Question de M. BOURDIN Joël (Eure - UMP) publiée le 21/05/2010

Question posée en séance publique le 20/05/2010

M. le président. La parole est à M. Joël Bourdin. (Applaudissements sur les travées de l'UMP.)

M. Joël Bourdin. Tout d'abord, je tiens à vous féliciter, madame la ministre de l'économie, de l'industrie et de l'emploi, pour la manière dont vous vous êtes engagée dans le rôle d'ambassadeur de l'euro, relayant avec bonheur l'action propre du Président de la République (Manifestations ironiques sur les travées du groupe socialiste et du groupe CRC-SPG.), afin de faire évoluer la gouvernance économique européenne. (Plusieurs sénateurs du groupe socialiste miment le geste du violoniste.)

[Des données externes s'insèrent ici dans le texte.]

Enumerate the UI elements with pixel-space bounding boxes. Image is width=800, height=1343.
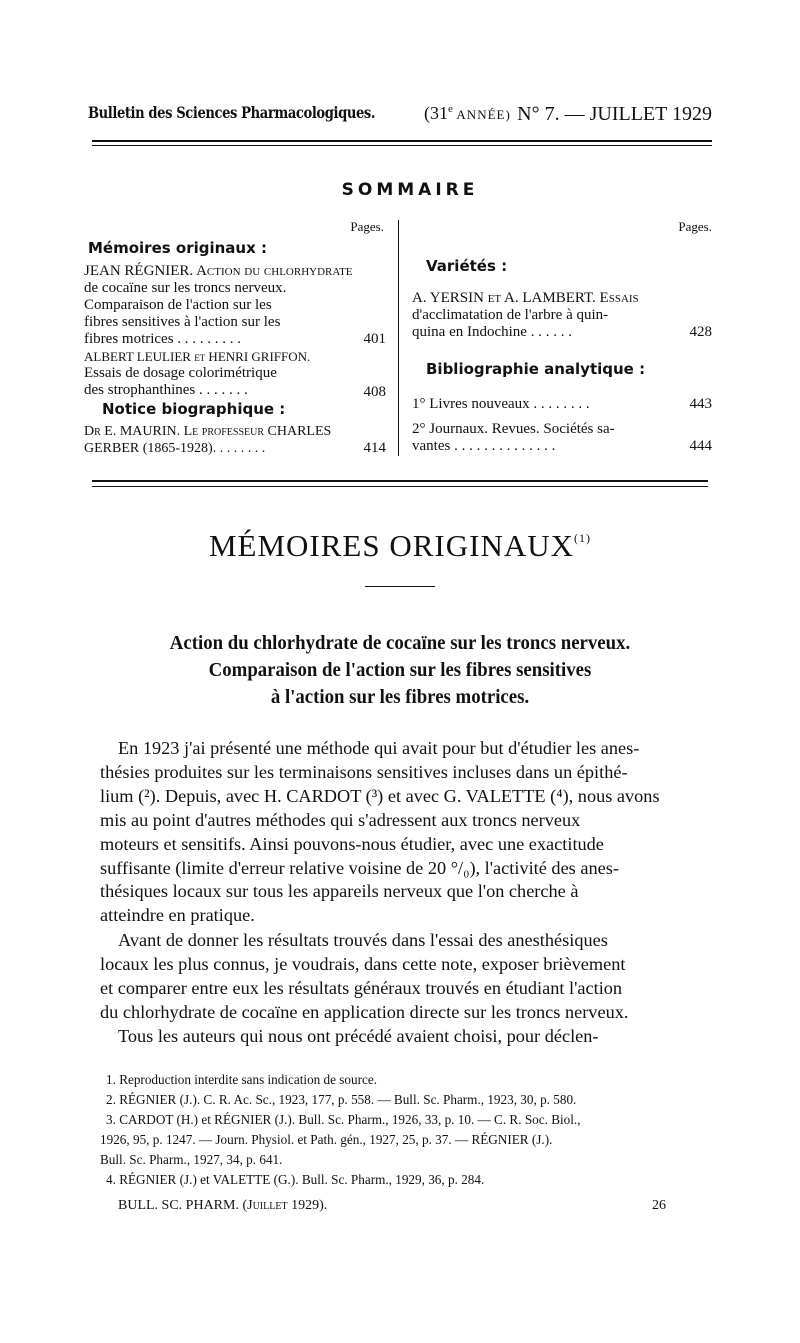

Je vous sais gré d'avoir réussi à vaincre la réticence de la Banque centrale européenne à faire le lien entre les financements de l'économie et la politique monétaire. La tâche est rude, tant est ancré, dans les pays de la zone euro, l'esprit d'indépendance en ce qui concerne leurs politiques économiques et budgétaires.

Naguère, nous avons consacré l'euro monnaie commune, en oubliant qu'il n'est pas tombé du ciel et que sa valeur comme son utilité résultent d'engagements économiques et budgétaires européens qui n'ont pas été tenus. Ils ont même été ignorés ! C'est freudien, dirait Michel Onfray…

M. Jean-Pierre Sueur. Très mauvaise référence !

M. Joël Bourdin. Les créateurs d'une monnaie unique fondée sur la convergence n'ont eu de cesse de disperser leurs politiques économiques avec des objectifs disparates.

Certains ont pratiqué une politique de stabilisation des salaires, comme l'Allemagne, qui a le souci permanent, dans un esprit de pacte social, de la compétitivité ; d'autres ont délibérément choisi, comme l'Espagne, de se laisser bercer par une politique inflationniste, en laissant filer les salaires nominaux et se développer les crédits à la consommation.

La France s'est située entre ces deux extrêmes. Inéluctablement, on allait à la catastrophe – nous avons été plusieurs à l'écrire avant 2008 – et, immanquablement, une remise en ordre serait nécessaire. On en est là !

C'est un peu tard, mais on doit se féliciter que les gouvernements osent évoquer la coordination de leurs politiques économiques. La remise en ordre est laborieuse. Nous sommes au printemps et il ne faut pas s'étonner que le régime minceur appliqué aux budgets fasse florès ! (Sourires.)

À cet égard, l'Allemagne se distingue : elle ne cache pas que le modèle allemand est le modèle type de ralliement.

M. le président. Votre question, monsieur Bourdin !

Mme Nicole Borvo Cohen-Seat. C'est laborieux !

M. René-Pierre Signé. Très laborieux !

M. Joël Bourdin. L'Allemagne se distingue encore par son initiative technique visant à interdire les ventes à terme de titres.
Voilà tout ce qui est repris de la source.